Gunra is an emerging ransomware group that was first observed in April 2025, operating with primarily financial motivations based on their targeting patterns across multiple high-value sectors. The group's origin and affiliations remain unclear due to limited public documentation from major security vendors, though their geographic targeting suggests possible international operations given their focus on victims across Brazil, South Korea, Japan, Canada, and Egypt. With approximately 20 known victims to date, Gunra appears to follow conventional ransomware attack methodologies typical of financially-motivated cybercriminal groups, though specific technical details regarding their initial access vectors, encryption methods, or use of double extortion tactics have not been publicly documented by major threat intelligence sources. The group demonstrates opportunistic targeting behavior, focusing primarily on manufacturing organizations while also compromising entities in healthcare, technology, and financial services sectors, suggesting they may operate opportunistically rather than with highly specialized sector expertise. Given the recent emergence of this group in April 2025 and limited public reporting from established threat intelligence organizations such as CISA, FBI, or major security vendors, Gunra's current operational status, technical capabilities, and long-term threat trajectory require continued monitoring as more intelligence becomes available. The group has been linked to 36 public disclosures across our corpus. First observed on a leak site on April 23, 2025; most recent post April 8, 2026. The operation is currently active.
Sector and geography
This disclosure adds to ransomware activity in the Manufacturing sector, which has 2,458 disclosures indexed across all operators we track. Geographically, MG Chemicals is reported in Canada, a country with 810 ransomware disclosures in our corpus.
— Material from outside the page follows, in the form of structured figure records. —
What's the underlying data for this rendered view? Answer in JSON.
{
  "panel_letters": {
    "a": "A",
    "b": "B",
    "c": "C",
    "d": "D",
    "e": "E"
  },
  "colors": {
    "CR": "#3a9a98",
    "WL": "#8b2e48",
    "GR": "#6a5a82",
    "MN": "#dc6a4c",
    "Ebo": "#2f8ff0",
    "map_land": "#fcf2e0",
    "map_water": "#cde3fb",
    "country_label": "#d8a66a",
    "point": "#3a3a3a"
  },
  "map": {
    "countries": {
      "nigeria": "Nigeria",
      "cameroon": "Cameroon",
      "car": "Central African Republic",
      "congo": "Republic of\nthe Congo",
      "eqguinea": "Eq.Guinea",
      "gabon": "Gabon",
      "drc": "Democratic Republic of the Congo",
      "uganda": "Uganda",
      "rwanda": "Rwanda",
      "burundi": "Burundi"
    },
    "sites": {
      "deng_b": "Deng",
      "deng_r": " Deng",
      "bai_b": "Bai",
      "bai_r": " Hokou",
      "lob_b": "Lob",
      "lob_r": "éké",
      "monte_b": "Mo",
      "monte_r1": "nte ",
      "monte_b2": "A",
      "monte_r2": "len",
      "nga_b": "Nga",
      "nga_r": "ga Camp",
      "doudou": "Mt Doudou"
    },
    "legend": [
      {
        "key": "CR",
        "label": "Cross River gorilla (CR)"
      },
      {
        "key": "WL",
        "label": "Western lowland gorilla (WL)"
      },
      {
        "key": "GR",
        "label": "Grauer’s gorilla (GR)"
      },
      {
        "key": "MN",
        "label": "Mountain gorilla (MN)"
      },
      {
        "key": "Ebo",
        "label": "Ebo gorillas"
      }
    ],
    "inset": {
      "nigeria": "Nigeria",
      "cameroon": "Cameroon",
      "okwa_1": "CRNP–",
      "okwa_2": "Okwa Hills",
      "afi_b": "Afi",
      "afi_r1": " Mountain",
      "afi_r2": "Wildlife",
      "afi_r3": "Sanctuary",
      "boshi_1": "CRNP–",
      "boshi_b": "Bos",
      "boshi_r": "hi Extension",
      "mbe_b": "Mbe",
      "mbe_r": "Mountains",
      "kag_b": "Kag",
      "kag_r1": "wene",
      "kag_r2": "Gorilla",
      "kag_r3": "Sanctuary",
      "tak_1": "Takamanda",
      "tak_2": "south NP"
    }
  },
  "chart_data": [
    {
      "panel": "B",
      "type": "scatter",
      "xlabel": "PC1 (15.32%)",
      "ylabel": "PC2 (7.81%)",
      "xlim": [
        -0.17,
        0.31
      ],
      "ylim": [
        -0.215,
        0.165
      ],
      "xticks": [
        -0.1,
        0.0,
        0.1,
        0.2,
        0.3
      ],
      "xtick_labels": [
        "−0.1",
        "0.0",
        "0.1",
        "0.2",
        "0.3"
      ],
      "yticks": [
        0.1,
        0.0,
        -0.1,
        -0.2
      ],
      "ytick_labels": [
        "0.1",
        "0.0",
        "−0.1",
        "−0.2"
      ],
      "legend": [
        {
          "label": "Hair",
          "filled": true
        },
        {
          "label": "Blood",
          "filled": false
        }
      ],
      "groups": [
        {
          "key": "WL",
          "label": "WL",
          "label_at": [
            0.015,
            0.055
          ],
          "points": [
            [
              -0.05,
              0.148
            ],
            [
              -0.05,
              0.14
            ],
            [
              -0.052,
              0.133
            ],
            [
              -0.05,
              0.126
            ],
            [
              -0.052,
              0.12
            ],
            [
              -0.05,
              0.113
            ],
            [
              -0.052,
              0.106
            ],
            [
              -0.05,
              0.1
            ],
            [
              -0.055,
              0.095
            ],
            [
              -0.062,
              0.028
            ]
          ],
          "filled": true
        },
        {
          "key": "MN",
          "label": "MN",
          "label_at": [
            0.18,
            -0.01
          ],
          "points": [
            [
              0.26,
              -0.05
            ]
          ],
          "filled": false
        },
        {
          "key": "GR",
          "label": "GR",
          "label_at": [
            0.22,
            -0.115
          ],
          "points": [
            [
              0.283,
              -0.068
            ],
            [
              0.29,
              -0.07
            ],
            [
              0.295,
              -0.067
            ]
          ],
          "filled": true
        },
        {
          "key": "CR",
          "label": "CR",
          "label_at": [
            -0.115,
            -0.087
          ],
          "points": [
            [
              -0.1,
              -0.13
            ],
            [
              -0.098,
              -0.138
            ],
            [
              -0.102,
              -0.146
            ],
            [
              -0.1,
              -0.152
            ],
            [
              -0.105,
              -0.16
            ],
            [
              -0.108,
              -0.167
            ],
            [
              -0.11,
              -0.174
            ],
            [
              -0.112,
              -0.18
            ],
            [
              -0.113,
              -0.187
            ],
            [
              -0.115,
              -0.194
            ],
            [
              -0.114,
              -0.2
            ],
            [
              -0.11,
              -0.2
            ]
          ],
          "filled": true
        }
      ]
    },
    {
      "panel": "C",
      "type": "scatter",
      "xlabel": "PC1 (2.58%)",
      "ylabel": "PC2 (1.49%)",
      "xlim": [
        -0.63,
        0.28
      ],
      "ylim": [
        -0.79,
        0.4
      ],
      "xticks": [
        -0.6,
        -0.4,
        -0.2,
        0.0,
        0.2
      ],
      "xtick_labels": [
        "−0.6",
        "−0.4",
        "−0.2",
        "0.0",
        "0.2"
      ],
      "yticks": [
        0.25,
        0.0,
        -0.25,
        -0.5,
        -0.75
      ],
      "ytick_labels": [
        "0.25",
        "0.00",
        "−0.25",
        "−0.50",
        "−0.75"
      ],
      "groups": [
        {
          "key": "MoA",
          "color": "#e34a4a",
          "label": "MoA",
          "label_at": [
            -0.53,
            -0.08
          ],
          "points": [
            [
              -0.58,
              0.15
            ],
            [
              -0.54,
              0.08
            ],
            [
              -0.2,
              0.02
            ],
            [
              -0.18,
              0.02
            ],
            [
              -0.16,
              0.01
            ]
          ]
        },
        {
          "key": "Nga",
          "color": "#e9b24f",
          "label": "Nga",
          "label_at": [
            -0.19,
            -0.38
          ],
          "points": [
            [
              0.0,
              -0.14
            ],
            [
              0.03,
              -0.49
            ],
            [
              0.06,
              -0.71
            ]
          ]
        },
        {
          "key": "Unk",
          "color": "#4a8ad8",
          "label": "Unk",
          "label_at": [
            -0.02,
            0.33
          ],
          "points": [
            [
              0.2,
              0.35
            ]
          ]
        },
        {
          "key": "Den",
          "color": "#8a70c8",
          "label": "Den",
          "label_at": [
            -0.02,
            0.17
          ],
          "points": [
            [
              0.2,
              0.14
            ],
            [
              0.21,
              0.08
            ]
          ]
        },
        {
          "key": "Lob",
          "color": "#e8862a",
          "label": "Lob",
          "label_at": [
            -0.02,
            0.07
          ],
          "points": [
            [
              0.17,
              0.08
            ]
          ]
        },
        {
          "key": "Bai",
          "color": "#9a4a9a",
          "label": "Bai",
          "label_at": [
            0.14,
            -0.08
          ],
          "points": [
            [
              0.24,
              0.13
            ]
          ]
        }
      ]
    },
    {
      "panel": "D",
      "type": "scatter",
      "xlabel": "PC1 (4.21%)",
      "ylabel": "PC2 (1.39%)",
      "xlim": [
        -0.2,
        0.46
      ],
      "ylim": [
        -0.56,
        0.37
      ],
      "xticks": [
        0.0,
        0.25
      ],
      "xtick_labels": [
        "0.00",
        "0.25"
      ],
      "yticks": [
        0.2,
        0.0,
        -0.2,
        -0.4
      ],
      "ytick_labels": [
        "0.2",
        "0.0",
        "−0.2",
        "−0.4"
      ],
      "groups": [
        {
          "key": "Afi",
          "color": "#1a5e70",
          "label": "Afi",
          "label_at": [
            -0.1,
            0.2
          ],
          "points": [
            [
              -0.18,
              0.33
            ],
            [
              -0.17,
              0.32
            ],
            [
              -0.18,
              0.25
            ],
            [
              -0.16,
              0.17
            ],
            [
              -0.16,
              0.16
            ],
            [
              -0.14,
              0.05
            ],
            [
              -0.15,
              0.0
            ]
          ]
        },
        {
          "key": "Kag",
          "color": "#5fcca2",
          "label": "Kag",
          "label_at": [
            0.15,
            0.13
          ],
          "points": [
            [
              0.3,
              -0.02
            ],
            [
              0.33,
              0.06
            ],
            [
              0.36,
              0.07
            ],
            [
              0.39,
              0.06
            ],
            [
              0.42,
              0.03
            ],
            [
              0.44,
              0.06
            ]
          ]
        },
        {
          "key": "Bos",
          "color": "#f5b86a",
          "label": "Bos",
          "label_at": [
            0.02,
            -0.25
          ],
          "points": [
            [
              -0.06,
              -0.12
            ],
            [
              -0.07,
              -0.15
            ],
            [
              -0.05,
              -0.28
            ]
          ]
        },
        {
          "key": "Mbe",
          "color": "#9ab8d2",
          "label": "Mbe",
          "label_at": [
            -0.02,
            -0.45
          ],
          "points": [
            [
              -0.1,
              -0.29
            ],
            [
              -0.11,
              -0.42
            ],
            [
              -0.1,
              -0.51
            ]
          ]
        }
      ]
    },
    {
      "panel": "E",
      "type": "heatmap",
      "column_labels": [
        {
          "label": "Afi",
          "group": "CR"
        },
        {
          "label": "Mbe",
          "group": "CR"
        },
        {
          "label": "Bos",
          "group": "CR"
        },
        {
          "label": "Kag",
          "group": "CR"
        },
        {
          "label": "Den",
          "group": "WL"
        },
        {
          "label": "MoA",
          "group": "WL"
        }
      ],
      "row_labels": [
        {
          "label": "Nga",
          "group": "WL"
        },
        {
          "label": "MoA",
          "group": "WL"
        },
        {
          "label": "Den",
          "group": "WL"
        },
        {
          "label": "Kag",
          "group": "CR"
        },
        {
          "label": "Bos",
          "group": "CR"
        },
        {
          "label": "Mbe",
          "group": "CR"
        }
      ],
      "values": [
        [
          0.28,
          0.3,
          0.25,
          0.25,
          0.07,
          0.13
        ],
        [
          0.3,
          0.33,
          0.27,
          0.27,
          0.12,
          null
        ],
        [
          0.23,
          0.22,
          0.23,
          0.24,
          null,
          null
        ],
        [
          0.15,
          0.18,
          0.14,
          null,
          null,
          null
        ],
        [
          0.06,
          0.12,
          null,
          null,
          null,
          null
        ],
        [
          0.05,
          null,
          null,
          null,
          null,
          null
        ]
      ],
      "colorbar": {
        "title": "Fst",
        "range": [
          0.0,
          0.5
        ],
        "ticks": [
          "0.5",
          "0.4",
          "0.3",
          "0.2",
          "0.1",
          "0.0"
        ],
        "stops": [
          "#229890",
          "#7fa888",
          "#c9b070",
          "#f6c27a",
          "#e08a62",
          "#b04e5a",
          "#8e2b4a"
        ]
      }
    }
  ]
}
How we know this. Darkfield monitors public ransomware leak sites continuously, archiving every new disclosure and the data later released against the victim. Each entry on this page is sourced from the operator's own publication and cross-checked against complementary OSINT feeds (RansomLook, ransomware.live, RansomWatch). We do not collect or host stolen data — only the metadata, timestamps and screenshots needed to make the public disclosure searchable and accountable. Records here are corrected when the original post is edited, retracted, or merged with another disclosure.